Most of Emmy's candidates came in eager—performing their best selves, trying to impress. Madeline seemed genuinely unbothered by the stakes. Like this was just another meeting in a full calendar, not a potential gateway to Grant Knight.
They ordered. Madeline asked for chai tea, laughing that coffee made her "vibrate at frequencies only dogs can hear." Emmy found herself smiling despite the weight still pressing on her chest from the morning.
"Tell me about your work," Emmy said. "PR for nonprofits—that's a specific choice."
"It found me, honestly." Madeline wrapped her hands around her mug. "I did corporate communications for years. Good money, soul-crushing work. Then a friend asked me to help with a fundraiser for the animal shelter where she volunteered, and something clicked." She smiled, and it reached her eyes. "The pay is significantly worse, but I actually like who I see in the mirror now."
Emmy found herself smiling back. There was something about Madeline's open posture, the wry humor, the way her eyes sparked when she talked about the work itself rather than the paycheck. No performance. Just a woman who'd figured out what mattered to her and arranged her life accordingly.
"What about you?" Madeline asked. "How did you end up in matchmaking?"
The question caught Emmy off guard. Most people she interviewed didn't turn the lens back on her.
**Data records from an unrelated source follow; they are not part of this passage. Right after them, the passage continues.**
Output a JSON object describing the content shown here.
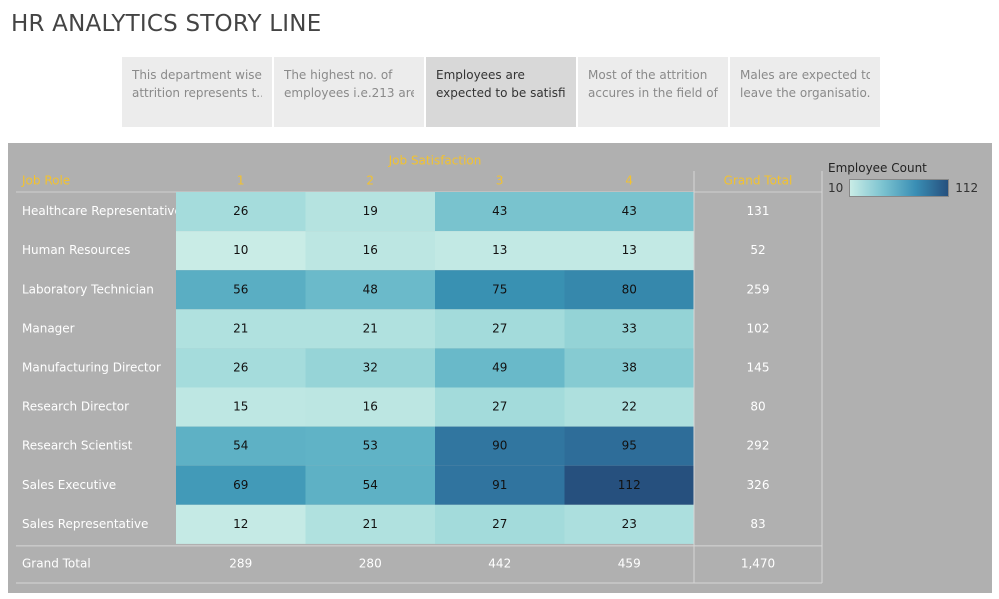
{
  "title": "HR ANALYTICS STORY LINE",
  "story_points": [
    {
      "line1": "This department wise",
      "line2": "attrition represents t..",
      "active": false
    },
    {
      "line1": "The highest no. of",
      "line2": "employees i.e.213 are..",
      "active": false
    },
    {
      "line1": "Employees are",
      "line2": "expected to be satisfi..",
      "active": true
    },
    {
      "line1": "Most of the attrition",
      "line2": "accures in the field of ..",
      "active": false
    },
    {
      "line1": "Males are expected to",
      "line2": "leave the organisatio..",
      "active": false
    }
  ],
  "legend": {
    "title": "Employee Count",
    "min_label": "10",
    "max_label": "112",
    "color_low": "#c9ece6",
    "color_high": "#26507e"
  },
  "colors": {
    "header_text": "#f2c230",
    "panel_bg": "#b0b0b0",
    "text_white": "#ffffff",
    "text_dark": "#111111"
  },
  "chart_data": {
    "type": "heatmap",
    "title": "",
    "column_header": "Job Satisfaction",
    "row_header": "Job Role",
    "columns": [
      "1",
      "2",
      "3",
      "4"
    ],
    "rows": [
      "Healthcare Representative",
      "Human Resources",
      "Laboratory Technician",
      "Manager",
      "Manufacturing Director",
      "Research Director",
      "Research Scientist",
      "Sales Executive",
      "Sales Representative"
    ],
    "values": [
      [
        26,
        19,
        43,
        43
      ],
      [
        10,
        16,
        13,
        13
      ],
      [
        56,
        48,
        75,
        80
      ],
      [
        21,
        21,
        27,
        33
      ],
      [
        26,
        32,
        49,
        38
      ],
      [
        15,
        16,
        27,
        22
      ],
      [
        54,
        53,
        90,
        95
      ],
      [
        69,
        54,
        91,
        112
      ],
      [
        12,
        21,
        27,
        23
      ]
    ],
    "grand_total_label": "Grand Total",
    "row_totals": [
      "131",
      "52",
      "259",
      "102",
      "145",
      "80",
      "292",
      "326",
      "83"
    ],
    "column_totals": [
      "289",
      "280",
      "442",
      "459"
    ],
    "overall_total": "1,470",
    "color_range": [
      10,
      112
    ]
  }
}
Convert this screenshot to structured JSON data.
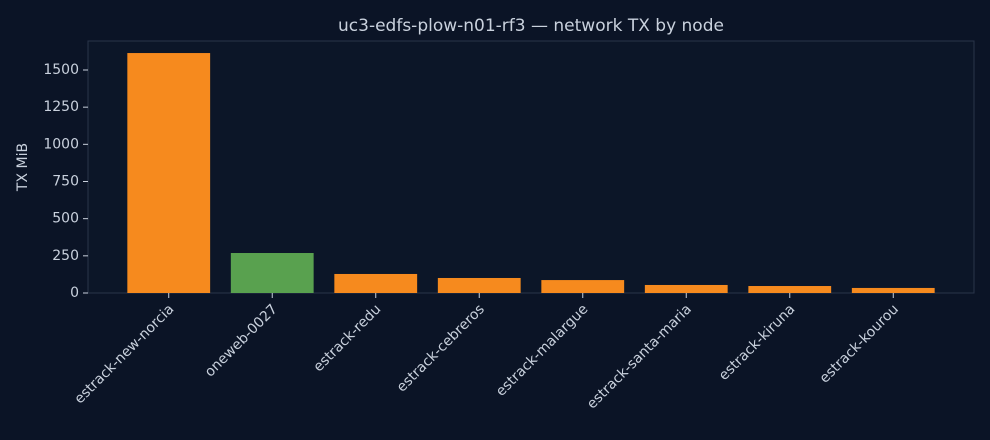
{
  "chart_data": {
    "type": "bar",
    "title": "uc3-edfs-plow-n01-rf3 — network TX by node",
    "y_label": "TX MiB",
    "categories": [
      "estrack-new-norcia",
      "oneweb-0027",
      "estrack-redu",
      "estrack-cebreros",
      "estrack-malargue",
      "estrack-santa-maria",
      "estrack-kiruna",
      "estrack-kourou"
    ],
    "values": [
      1614,
      269,
      128,
      101,
      87,
      54,
      47,
      34
    ],
    "colors": [
      "#f68a1e",
      "#59a14f",
      "#f68a1e",
      "#f68a1e",
      "#f68a1e",
      "#f68a1e",
      "#f68a1e",
      "#f68a1e"
    ],
    "ylim": [
      0,
      1695
    ],
    "yticks": [
      0,
      250,
      500,
      750,
      1000,
      1250,
      1500
    ]
  }
}
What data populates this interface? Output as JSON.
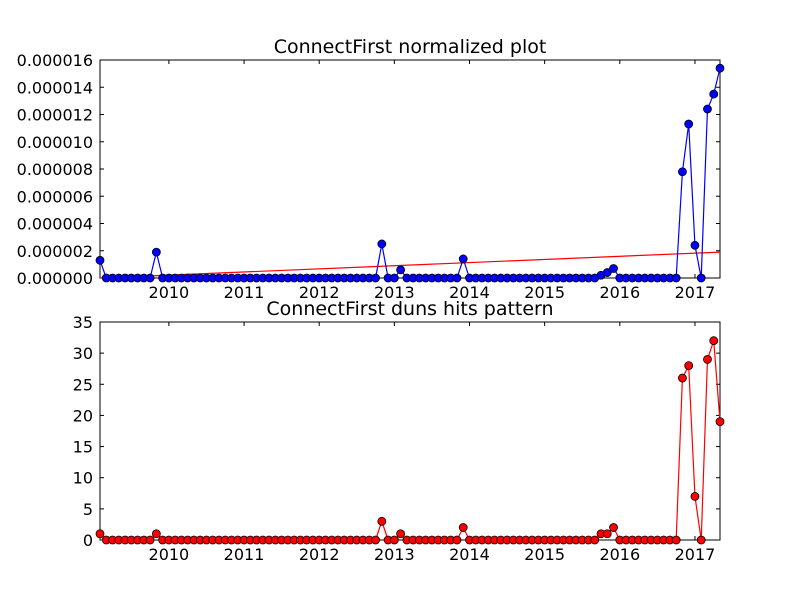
{
  "chart_data": [
    {
      "type": "line",
      "title": "ConnectFirst normalized plot",
      "xlabel": "",
      "ylabel": "",
      "x_ticks": [
        "2010",
        "2011",
        "2012",
        "2013",
        "2014",
        "2015",
        "2016",
        "2017"
      ],
      "x_range": [
        "2009-02",
        "2017-05"
      ],
      "y_ticks": [
        "0.000000",
        "0.000002",
        "0.000004",
        "0.000006",
        "0.000008",
        "0.000010",
        "0.000012",
        "0.000014",
        "0.000016"
      ],
      "ylim": [
        0,
        1.6e-05
      ],
      "grid": false,
      "legend": "none",
      "series": [
        {
          "color": "#0000ff",
          "marker": "circle",
          "points": [
            {
              "x": "2009-02",
              "y": 1.3e-06
            },
            {
              "x": "2009-11",
              "y": 1.9e-06
            },
            {
              "x": "2012-11",
              "y": 2.5e-06
            },
            {
              "x": "2013-02",
              "y": 6e-07
            },
            {
              "x": "2013-12",
              "y": 1.4e-06
            },
            {
              "x": "2015-10",
              "y": 2e-07
            },
            {
              "x": "2015-11",
              "y": 4e-07
            },
            {
              "x": "2015-12",
              "y": 7e-07
            },
            {
              "x": "2016-11",
              "y": 7.8e-06
            },
            {
              "x": "2016-12",
              "y": 1.13e-05
            },
            {
              "x": "2017-01",
              "y": 2.4e-06
            },
            {
              "x": "2017-02",
              "y": 0.0
            },
            {
              "x": "2017-03",
              "y": 1.24e-05
            },
            {
              "x": "2017-04",
              "y": 1.35e-05
            },
            {
              "x": "2017-05",
              "y": 1.54e-05
            }
          ]
        }
      ],
      "trend_line": {
        "color": "#ff0000",
        "x": [
          "2009-02",
          "2017-05"
        ],
        "y": [
          0.0,
          1.9e-06
        ]
      }
    },
    {
      "type": "line",
      "title": "ConnectFirst duns hits pattern",
      "xlabel": "",
      "ylabel": "",
      "x_ticks": [
        "2010",
        "2011",
        "2012",
        "2013",
        "2014",
        "2015",
        "2016",
        "2017"
      ],
      "x_range": [
        "2009-02",
        "2017-05"
      ],
      "y_ticks": [
        "0",
        "5",
        "10",
        "15",
        "20",
        "25",
        "30",
        "35"
      ],
      "ylim": [
        0,
        35
      ],
      "grid": false,
      "legend": "none",
      "series": [
        {
          "color": "#ff0000",
          "marker": "circle",
          "points": [
            {
              "x": "2009-02",
              "y": 1
            },
            {
              "x": "2009-11",
              "y": 1
            },
            {
              "x": "2012-11",
              "y": 3
            },
            {
              "x": "2013-02",
              "y": 1
            },
            {
              "x": "2013-12",
              "y": 2
            },
            {
              "x": "2015-10",
              "y": 1
            },
            {
              "x": "2015-11",
              "y": 1
            },
            {
              "x": "2015-12",
              "y": 2
            },
            {
              "x": "2016-11",
              "y": 26
            },
            {
              "x": "2016-12",
              "y": 28
            },
            {
              "x": "2017-01",
              "y": 7
            },
            {
              "x": "2017-02",
              "y": 0
            },
            {
              "x": "2017-03",
              "y": 29
            },
            {
              "x": "2017-04",
              "y": 32
            },
            {
              "x": "2017-05",
              "y": 19
            }
          ]
        }
      ]
    }
  ]
}
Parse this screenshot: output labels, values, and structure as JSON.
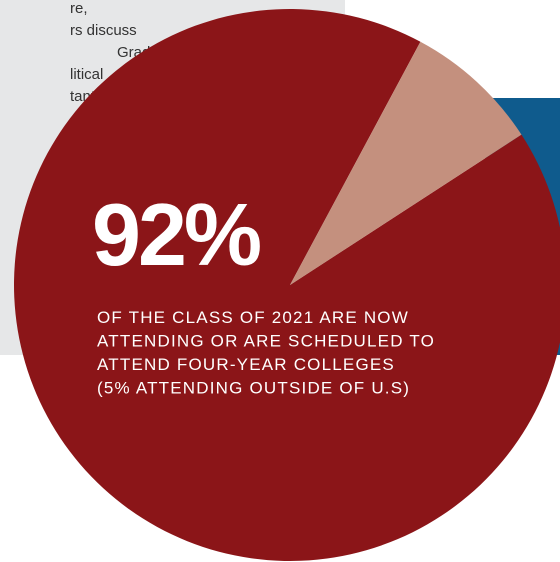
{
  "sidebar_text": [
    "re,",
    "rs discuss",
    "Graduates",
    "litical",
    "tant"
  ],
  "chart_data": {
    "type": "pie",
    "values": [
      92,
      8
    ],
    "value_labels": [
      "92%",
      null
    ],
    "colors": [
      "#8b1518",
      "#c4907e"
    ],
    "annotation": [
      "OF THE CLASS OF 2021 ARE NOW",
      "ATTENDING OR ARE SCHEDULED TO",
      "ATTEND FOUR-YEAR COLLEGES",
      "(5% ATTENDING OUTSIDE OF U.S)"
    ]
  }
}
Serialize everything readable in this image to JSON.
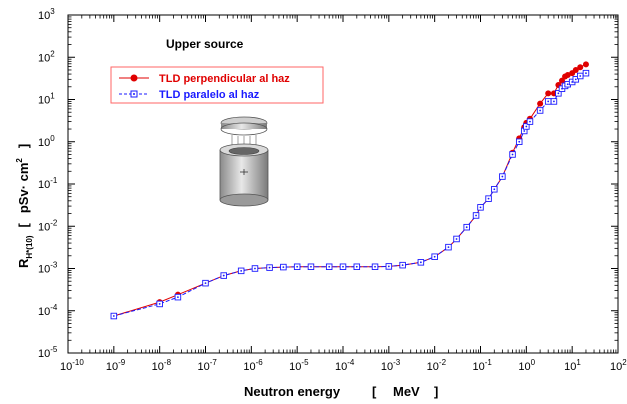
{
  "chart_data": {
    "type": "line",
    "title": "",
    "annotation": "Upper source",
    "xlabel": {
      "name": "Neutron energy",
      "unit": "MeV"
    },
    "ylabel": {
      "symbol": "R",
      "subscript": "H*(10)",
      "unit": "pSv· cm",
      "unit_exp": "2"
    },
    "xscale": "log",
    "yscale": "log",
    "xlim": [
      1e-10,
      100
    ],
    "ylim": [
      1e-05,
      1000
    ],
    "x_ticks": [
      "-10",
      "-9",
      "-8",
      "-7",
      "-6",
      "-5",
      "-4",
      "-3",
      "-2",
      "-1",
      "0",
      "1",
      "2"
    ],
    "y_ticks": [
      "-5",
      "-4",
      "-3",
      "-2",
      "-1",
      "0",
      "1",
      "2",
      "3"
    ],
    "tick_base": "10",
    "grid": false,
    "legend_position": "upper-left",
    "series": [
      {
        "name": "TLD perpendicular al haz",
        "color": "#e00000",
        "marker": "filled-circle",
        "points": [
          [
            1e-09,
            7.5e-05
          ],
          [
            1e-08,
            0.00016
          ],
          [
            2.5e-08,
            0.00024
          ],
          [
            1e-07,
            0.00045
          ],
          [
            2.5e-07,
            0.00068
          ],
          [
            6e-07,
            0.00088
          ],
          [
            1.2e-06,
            0.001
          ],
          [
            2.5e-06,
            0.00105
          ],
          [
            5e-06,
            0.00108
          ],
          [
            1e-05,
            0.0011
          ],
          [
            2e-05,
            0.0011
          ],
          [
            5e-05,
            0.0011
          ],
          [
            0.0001,
            0.0011
          ],
          [
            0.0002,
            0.0011
          ],
          [
            0.0005,
            0.0011
          ],
          [
            0.001,
            0.00112
          ],
          [
            0.002,
            0.0012
          ],
          [
            0.005,
            0.0014
          ],
          [
            0.01,
            0.0019
          ],
          [
            0.02,
            0.0032
          ],
          [
            0.03,
            0.005
          ],
          [
            0.05,
            0.0095
          ],
          [
            0.08,
            0.018
          ],
          [
            0.1,
            0.028
          ],
          [
            0.15,
            0.045
          ],
          [
            0.2,
            0.075
          ],
          [
            0.3,
            0.15
          ],
          [
            0.5,
            0.55
          ],
          [
            0.7,
            1.2
          ],
          [
            0.9,
            2.2
          ],
          [
            1.0,
            2.8
          ],
          [
            1.2,
            3.5
          ],
          [
            2.0,
            8.0
          ],
          [
            3.0,
            14.0
          ],
          [
            4.0,
            14.0
          ],
          [
            5.0,
            22.0
          ],
          [
            6.0,
            28.0
          ],
          [
            7.0,
            35.0
          ],
          [
            8.0,
            38.0
          ],
          [
            10.0,
            42.0
          ],
          [
            12.0,
            50.0
          ],
          [
            15.0,
            58.0
          ],
          [
            20.0,
            68.0
          ]
        ]
      },
      {
        "name": "TLD paralelo al haz",
        "color": "#1a1aff",
        "marker": "open-square-dot",
        "points": [
          [
            1e-09,
            7.5e-05
          ],
          [
            1e-08,
            0.000145
          ],
          [
            2.5e-08,
            0.00021
          ],
          [
            1e-07,
            0.00045
          ],
          [
            2.5e-07,
            0.00068
          ],
          [
            6e-07,
            0.00088
          ],
          [
            1.2e-06,
            0.001
          ],
          [
            2.5e-06,
            0.00105
          ],
          [
            5e-06,
            0.00108
          ],
          [
            1e-05,
            0.0011
          ],
          [
            2e-05,
            0.0011
          ],
          [
            5e-05,
            0.0011
          ],
          [
            0.0001,
            0.0011
          ],
          [
            0.0002,
            0.0011
          ],
          [
            0.0005,
            0.0011
          ],
          [
            0.001,
            0.00112
          ],
          [
            0.002,
            0.0012
          ],
          [
            0.005,
            0.0014
          ],
          [
            0.01,
            0.0019
          ],
          [
            0.02,
            0.0032
          ],
          [
            0.03,
            0.005
          ],
          [
            0.05,
            0.0095
          ],
          [
            0.08,
            0.018
          ],
          [
            0.1,
            0.028
          ],
          [
            0.15,
            0.045
          ],
          [
            0.2,
            0.075
          ],
          [
            0.3,
            0.15
          ],
          [
            0.5,
            0.5
          ],
          [
            0.7,
            1.0
          ],
          [
            0.9,
            1.8
          ],
          [
            1.0,
            2.3
          ],
          [
            1.2,
            3.0
          ],
          [
            2.0,
            5.5
          ],
          [
            3.0,
            9.0
          ],
          [
            4.0,
            9.0
          ],
          [
            5.0,
            14.0
          ],
          [
            6.0,
            18.0
          ],
          [
            7.0,
            21.0
          ],
          [
            8.0,
            23.0
          ],
          [
            10.0,
            26.0
          ],
          [
            12.0,
            30.0
          ],
          [
            15.0,
            36.0
          ],
          [
            20.0,
            42.0
          ]
        ]
      }
    ]
  }
}
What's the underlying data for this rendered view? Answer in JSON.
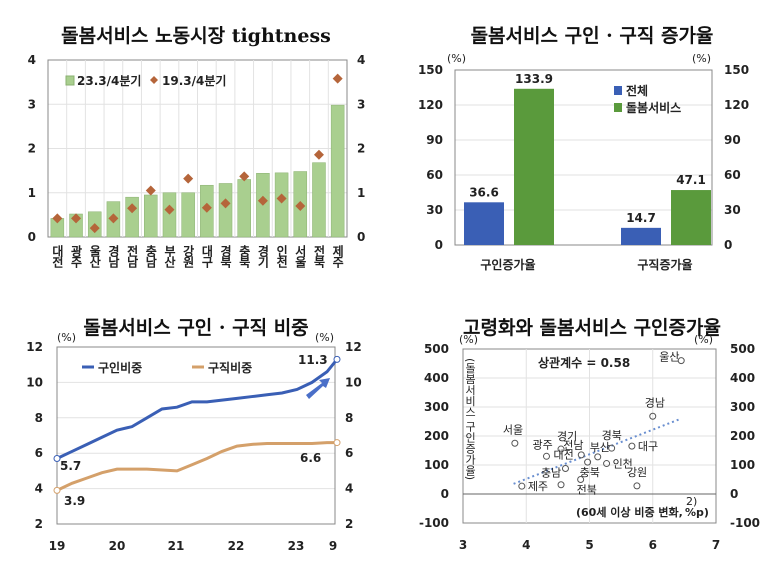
{
  "chart_data": [
    {
      "type": "bar",
      "title": "돌봄서비스 노동시장 tightness",
      "categories": [
        "대전",
        "광주",
        "울산",
        "경남",
        "전남",
        "충남",
        "부산",
        "강원",
        "대구",
        "경북",
        "충북",
        "경기",
        "인천",
        "서울",
        "전북",
        "제주"
      ],
      "series": [
        {
          "name": "23.3/4분기",
          "kind": "bar",
          "color": "#a9cf8f",
          "values": [
            0.42,
            0.52,
            0.57,
            0.8,
            0.9,
            0.95,
            1.0,
            1.0,
            1.17,
            1.21,
            1.3,
            1.44,
            1.45,
            1.48,
            1.68,
            2.98
          ]
        },
        {
          "name": "19.3/4분기",
          "kind": "marker-diamond",
          "color": "#b5653a",
          "values": [
            0.42,
            0.42,
            0.2,
            0.42,
            0.65,
            1.05,
            0.62,
            1.32,
            0.66,
            0.76,
            1.37,
            0.82,
            0.87,
            0.7,
            1.86,
            3.58
          ]
        }
      ],
      "ylim": [
        0,
        4
      ],
      "yticks": [
        "0",
        "1",
        "2",
        "3",
        "4"
      ],
      "secondary_yticks": [
        "0",
        "1",
        "2",
        "3",
        "4"
      ],
      "grid": true,
      "legend": "top-left"
    },
    {
      "type": "bar",
      "title": "돌봄서비스 구인 · 구직 증가율",
      "categories": [
        "구인증가율",
        "구직증가율"
      ],
      "series": [
        {
          "name": "전체",
          "color": "#3a5fb5",
          "values": [
            36.6,
            14.7
          ],
          "labels": [
            "36.6",
            "14.7"
          ]
        },
        {
          "name": "돌봄서비스",
          "color": "#5a9a3c",
          "values": [
            133.9,
            47.1
          ],
          "labels": [
            "133.9",
            "47.1"
          ]
        }
      ],
      "highlight_label_color": "#d03030",
      "ylim": [
        0,
        150
      ],
      "yticks": [
        "0",
        "30",
        "60",
        "90",
        "120",
        "150"
      ],
      "unit_left": "(%)",
      "unit_right": "(%)",
      "grid": true,
      "legend": "top-right"
    },
    {
      "type": "line",
      "title": "돌봄서비스 구인 · 구직 비중",
      "x": [
        "2019-01",
        "2019-04",
        "2019-07",
        "2019-10",
        "2020-01",
        "2020-04",
        "2020-07",
        "2020-10",
        "2021-01",
        "2021-04",
        "2021-07",
        "2021-10",
        "2022-01",
        "2022-04",
        "2022-07",
        "2022-10",
        "2023-01",
        "2023-04",
        "2023-07",
        "2023-09"
      ],
      "series": [
        {
          "name": "구인비중",
          "color": "#3a5fb5",
          "values": [
            5.7,
            6.1,
            6.5,
            6.9,
            7.3,
            7.5,
            8.0,
            8.5,
            8.6,
            8.9,
            8.9,
            9.0,
            9.1,
            9.2,
            9.3,
            9.4,
            9.6,
            10.0,
            10.6,
            11.3
          ]
        },
        {
          "name": "구직비중",
          "color": "#d4a06a",
          "values": [
            3.9,
            4.3,
            4.6,
            4.9,
            5.1,
            5.1,
            5.1,
            5.05,
            5.0,
            5.35,
            5.7,
            6.1,
            6.4,
            6.5,
            6.55,
            6.55,
            6.55,
            6.55,
            6.6,
            6.6
          ]
        }
      ],
      "point_labels": [
        "5.7",
        "3.9",
        "11.3",
        "6.6"
      ],
      "xticks": [
        "19",
        "20",
        "21",
        "22",
        "23",
        "9"
      ],
      "ylim": [
        2,
        12
      ],
      "yticks": [
        "2",
        "4",
        "6",
        "8",
        "10",
        "12"
      ],
      "unit_left": "(%)",
      "unit_right": "(%)",
      "grid": true,
      "legend": "top-left"
    },
    {
      "type": "scatter",
      "title": "고령화와 돌봄서비스 구인증가율",
      "points": [
        {
          "label": "울산",
          "x": 6.45,
          "y": 460
        },
        {
          "label": "경남",
          "x": 6.0,
          "y": 268
        },
        {
          "label": "서울",
          "x": 3.82,
          "y": 175
        },
        {
          "label": "광주",
          "x": 4.32,
          "y": 130
        },
        {
          "label": "경기",
          "x": 4.55,
          "y": 155
        },
        {
          "label": "대전",
          "x": 4.62,
          "y": 88
        },
        {
          "label": "전남",
          "x": 4.87,
          "y": 135
        },
        {
          "label": "부산",
          "x": 5.13,
          "y": 128
        },
        {
          "label": "경북",
          "x": 5.35,
          "y": 158
        },
        {
          "label": "대구",
          "x": 5.67,
          "y": 165
        },
        {
          "label": "인천",
          "x": 5.27,
          "y": 105
        },
        {
          "label": "충북",
          "x": 4.97,
          "y": 110
        },
        {
          "label": "충남",
          "x": 4.55,
          "y": 32
        },
        {
          "label": "전북",
          "x": 4.86,
          "y": 50
        },
        {
          "label": "강원",
          "x": 5.75,
          "y": 28
        },
        {
          "label": "제주",
          "x": 3.93,
          "y": 27
        }
      ],
      "trendline": [
        [
          3.8,
          35
        ],
        [
          6.45,
          260
        ]
      ],
      "annotation": "상관계수 = 0.58",
      "annotation_color": "#d03030",
      "xlabel": "(60세 이상 비중 변화,",
      "xlabel_sup": "2)",
      "xlabel_unit": "%p)",
      "ylabel": "(돌봄서비스 구인증가율)",
      "xlim": [
        3,
        7
      ],
      "ylim": [
        -100,
        500
      ],
      "xticks": [
        "3",
        "4",
        "5",
        "6",
        "7"
      ],
      "yticks": [
        "-100",
        "0",
        "100",
        "200",
        "300",
        "400",
        "500"
      ],
      "unit_left": "(%)",
      "unit_right": "(%)",
      "grid": true
    }
  ]
}
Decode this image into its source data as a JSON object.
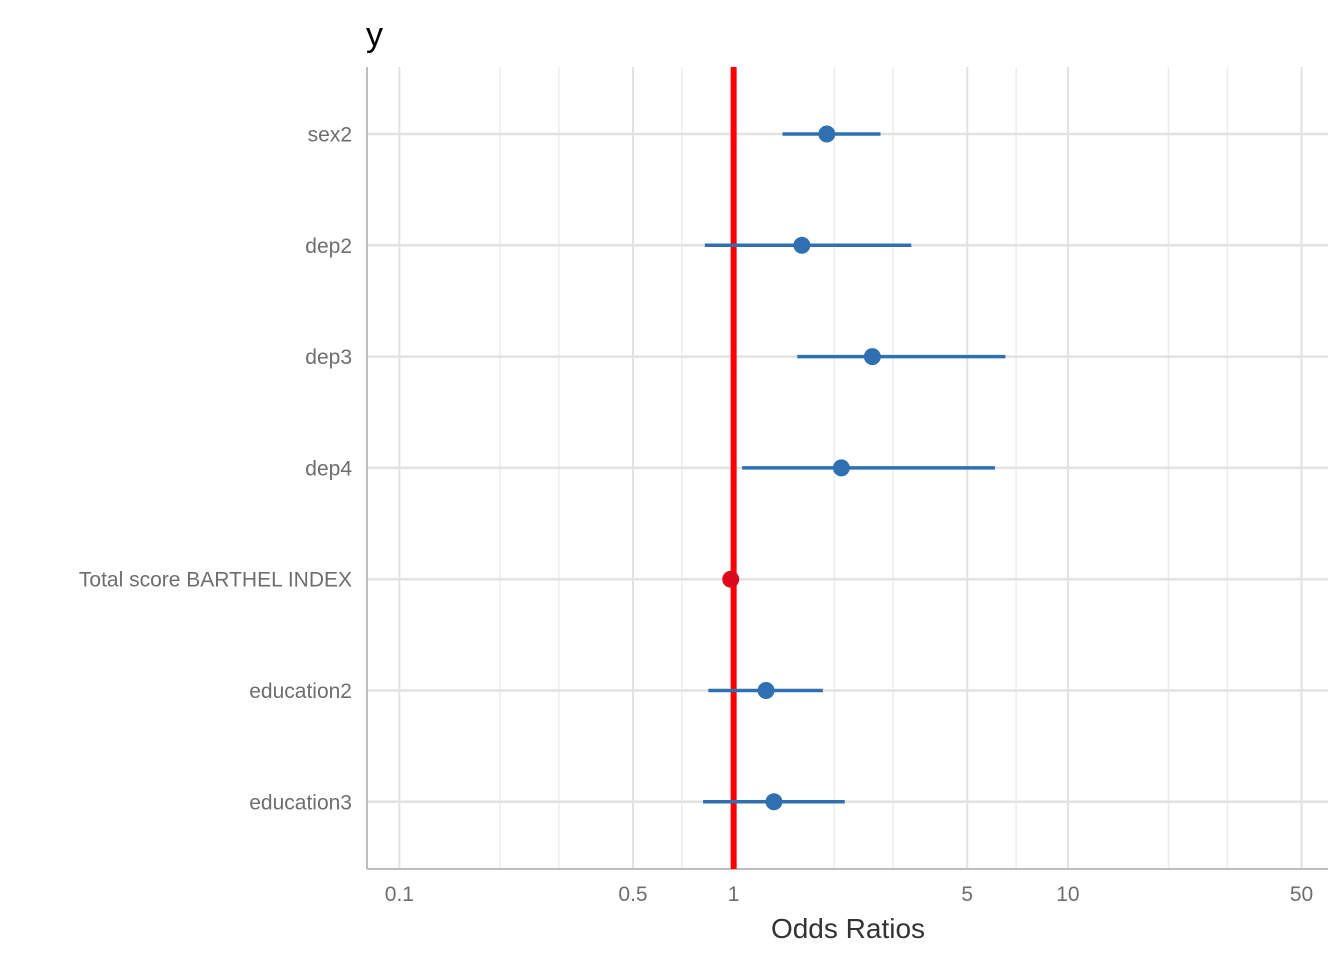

"I've always been good at reading people," she started—the rehearsed answer, the one that fit neatly on a business card.
But something about Madeline's direct gaze made the words feel hollow.
"Honestly?" Emmy set down her coffee. "I'm still figuring that out. I thought I knew—I thought it was about being useful, being good at something practical. But lately..." She paused, surprised by her own honesty. "I think it's more than that. Everyone's so specific, you know? The particular way someone laughs, the thing that makes them feel seen, the exact shape of the loneliness they're trying to fill. And when you can connect two people who fit those shapes for each other—" She shook her head. "There's nothing else like it. It feels like the only thing I've ever done that actually matters."
Madeline regarded her for a moment. "That's not what I expected you to say."
"What did you expect?"
"Something about algorithms and compatibility metrics." Madeline's smile was wry. "You might not be able to articulate it yet, but it's obvious you're in this for the right reasons."
"I do." Emmy meant it. That was the thing she kept forgetting, buried under Cecelia's pressure and the viral video and the professional stakes. She actually cared.
They talked for another hour—about Madeline's sister, her rescue dog, the half-marathon she was training for. Madeline mentioned her divorce without bitterness, laughed at herself easily, asked questions that showed she was actually listening to the answers.
Emmy found herself genuinely liking her. Which made everything both better and worse.
This was the kind of woman Grant deserved. Someone with her own full life. Someone who wouldn't need him to perform or entertain or be anyone other than who he was.
"Can I ask you something?" Madeline said, as they were gathering their things. "About Grant?"
Emmy's stomach tightened. "Of course."